The next stage of this mess is the anger. You're still in the very raw, shocked stage. Soon the anger takes over and it's not a bad thing. The anger is what will allow you to get your affairs in order. I would recommend seeing an attorney for a consultation. This doesn't mean that you have to file for divorce right now, but at least you will understand what your rights are.
Please read the Healing Library in the upper left hand corner. There is wonderful information in there. Start practicing the 180 and NC (no contact). It will help you in the healing process.
You're not alone. There is a big rollercoaster of emotion coming your way, but with time and taking care of yourself it gets better. It's so so hard in the beginning, though.

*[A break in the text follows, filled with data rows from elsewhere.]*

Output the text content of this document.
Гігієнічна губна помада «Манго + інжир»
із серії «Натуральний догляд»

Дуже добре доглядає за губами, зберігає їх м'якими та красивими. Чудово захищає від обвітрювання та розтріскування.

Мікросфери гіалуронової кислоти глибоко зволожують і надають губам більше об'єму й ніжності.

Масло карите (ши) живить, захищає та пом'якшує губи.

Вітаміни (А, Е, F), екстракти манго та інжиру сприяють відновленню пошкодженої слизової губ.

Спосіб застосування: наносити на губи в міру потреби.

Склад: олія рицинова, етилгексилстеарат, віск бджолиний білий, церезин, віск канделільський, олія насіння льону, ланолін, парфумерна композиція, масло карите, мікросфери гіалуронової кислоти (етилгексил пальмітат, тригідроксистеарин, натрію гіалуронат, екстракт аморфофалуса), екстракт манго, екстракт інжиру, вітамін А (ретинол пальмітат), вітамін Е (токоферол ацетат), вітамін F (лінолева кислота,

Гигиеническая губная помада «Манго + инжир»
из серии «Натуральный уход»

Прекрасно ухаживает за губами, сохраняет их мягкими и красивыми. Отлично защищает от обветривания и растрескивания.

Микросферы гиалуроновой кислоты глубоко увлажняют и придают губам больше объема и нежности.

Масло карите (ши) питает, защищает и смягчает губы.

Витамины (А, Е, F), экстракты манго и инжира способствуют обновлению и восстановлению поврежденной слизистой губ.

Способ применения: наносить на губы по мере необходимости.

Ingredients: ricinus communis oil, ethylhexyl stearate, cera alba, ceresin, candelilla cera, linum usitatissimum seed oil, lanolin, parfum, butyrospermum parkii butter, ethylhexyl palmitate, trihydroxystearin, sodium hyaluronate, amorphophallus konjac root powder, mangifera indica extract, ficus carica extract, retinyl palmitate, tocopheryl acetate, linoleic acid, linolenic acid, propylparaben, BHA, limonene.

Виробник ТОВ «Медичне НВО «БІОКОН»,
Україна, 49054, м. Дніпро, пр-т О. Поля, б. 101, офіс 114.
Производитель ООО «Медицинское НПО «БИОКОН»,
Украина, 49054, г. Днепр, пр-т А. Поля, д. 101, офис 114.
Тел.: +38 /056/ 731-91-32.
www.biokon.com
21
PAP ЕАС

We're here for you. Keep posting and lean on us.
[This message edited by Jrazz at 2:56 AM, August 27th (Tuesday)]
For last year's words belong to last year's language
And next year's words await another voice.
And to make an end is to make a beginning. - T.S. Eliot
When I was in that position, it was helpful to take a step back, and just really look at what was happening, maybe it was me detaching from the situation, but it made it a bit easier to not get utterly consumed by the situation.
sending you hugs, and wishing you peace in your heart.
You will be ok. You will be you again.
D-Day May 1 2013
D-Day#2 Aug. 7th 2013
in R and working at it
When i first found out about it, she was a 'stalker', then she was a 'friend he had cross ed the line with, with an emotional affair. Then we went to CT and he asked for another chance, cried, sobbed begged and said he would spend the netx 3 months trying to make it up to me. He swore up and down there was no sex.
THEN i found out there was sex. & it's like a switch flipped in him. Now he's the VICTIM because i'm calling him an asshole. He's become cold, callous and speaks to me angrily. LIKE I DID SOMETHING WRONG. We're in the middle of a move, just signed a 1 year lease (?!?!) and i have to pack and function like my life isn't over. It's virtually impossible!
Now i don't want to live with him, but extricating myself is taking more time than i want, and more brain function that i have right now.
God help me when i hit the rage stage.
I can't thank everyone enough for their 'virtual' support. If anyone knows of a support group in LA that meets up, please let me know!